The Invisible War: Changing a rape culture

Last night I served on a panel after a screening of the Invisible War in Pittsburgh, PA. The event, the first of its kind hosted by Public Source, was a culmination of a series of investigative stories on the experiences of veterans returning to the Pittsburgh area. The film, which debuted at last year’s Sundance Film Festival and won several awards, documents the harrowing journeys of service members who experienced sexual violence, perpetrated by other service members. This is all too common. Actually, sexual violence at all is too common, but that’s another digression.

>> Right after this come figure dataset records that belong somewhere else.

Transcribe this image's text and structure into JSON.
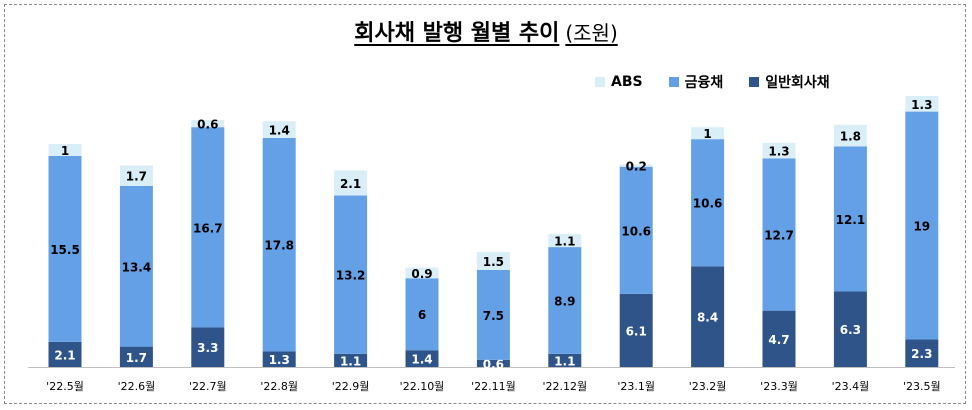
{
  "chart_data": {
    "type": "bar",
    "stacked": true,
    "title": "회사채 발행 월별 추이",
    "subtitle": "(조원)",
    "categories": [
      "'22.5월",
      "'22.6월",
      "'22.7월",
      "'22.8월",
      "'22.9월",
      "'22.10월",
      "'22.11월",
      "'22.12월",
      "'23.1월",
      "'23.2월",
      "'23.3월",
      "'23.4월",
      "'23.5월"
    ],
    "series": [
      {
        "name": "일반회사채",
        "color": "#2e548a",
        "label_color": "#ffffff",
        "values": [
          2.1,
          1.7,
          3.3,
          1.3,
          1.1,
          1.4,
          0.6,
          1.1,
          6.1,
          8.4,
          4.7,
          6.3,
          2.3
        ]
      },
      {
        "name": "금융채",
        "color": "#64a0e6",
        "label_color": "#000000",
        "values": [
          15.5,
          13.4,
          16.7,
          17.8,
          13.2,
          6,
          7.5,
          8.9,
          10.6,
          10.6,
          12.7,
          12.1,
          19
        ]
      },
      {
        "name": "ABS",
        "color": "#daeef8",
        "label_color": "#000000",
        "values": [
          1,
          1.7,
          0.6,
          1.4,
          2.1,
          0.9,
          1.5,
          1.1,
          0.2,
          1,
          1.3,
          1.8,
          1.3
        ]
      }
    ],
    "legend_order": [
      "ABS",
      "금융채",
      "일반회사채"
    ],
    "legend_position": "top-right",
    "ylim": [
      0,
      22.6
    ],
    "grid": false
  }
}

The military system has made several changes to try and address this issue, particularly after a task force convened and a congressional directive was passed in the early 2000s. This created the Sexual Assault Prevention and Response Office (SAPRO), Sexual Assault Response Coordinators (SARCs) on military bases, an adjusted reporting system, and some time and energy dedicated to prevention and risk reduction campaigns. More recently, the military implemented a Safe Helpline, which provides options, connections to both military and civilian support people, information, and support for service members who’ve experienced sexual violence. All of these efforts are great, but it is a very long road to get to truly effective prevention and response. In the meantime, many service members still struggle through re-traumatizing systems, still experience sexual violence at alarming rates, still feel limited in their options, still face barriers to reporting, still experience professional backlash, still aren’t believed, and still need more changes to a system that they are required to rely on for help.

One astute audience member asked a great question: “How does the issue of rape in the military compare to rape in a civilian setting?” In many ways they are similar. Civilian victims are also very commonly raped by people they know and trust. It’s very common for a civilian rape victim to experience victim-blaming by the people and systems around them. The justice system can be a traumatizing experience for anyone. After sexual violence, families, homes, jobs, and overall well-being can and often are impacted negatively. What’s different is that folks in the military live, work, play, learn, and operate within one controlled structure. The justice system is separate, the support system is separate, and free choice in self-care is limited.

This issue is one that seems to be popping up on the anti-violence movement’s radar a lot lately. At many of the state and national conferences I’ve attended in the past couple of years there have been workshops, discussions, keynotes, or film screenings related to military sexual violence. I think this crossover of issues is crucial to accountability and to building informed, meaningful systems that will truly make a difference.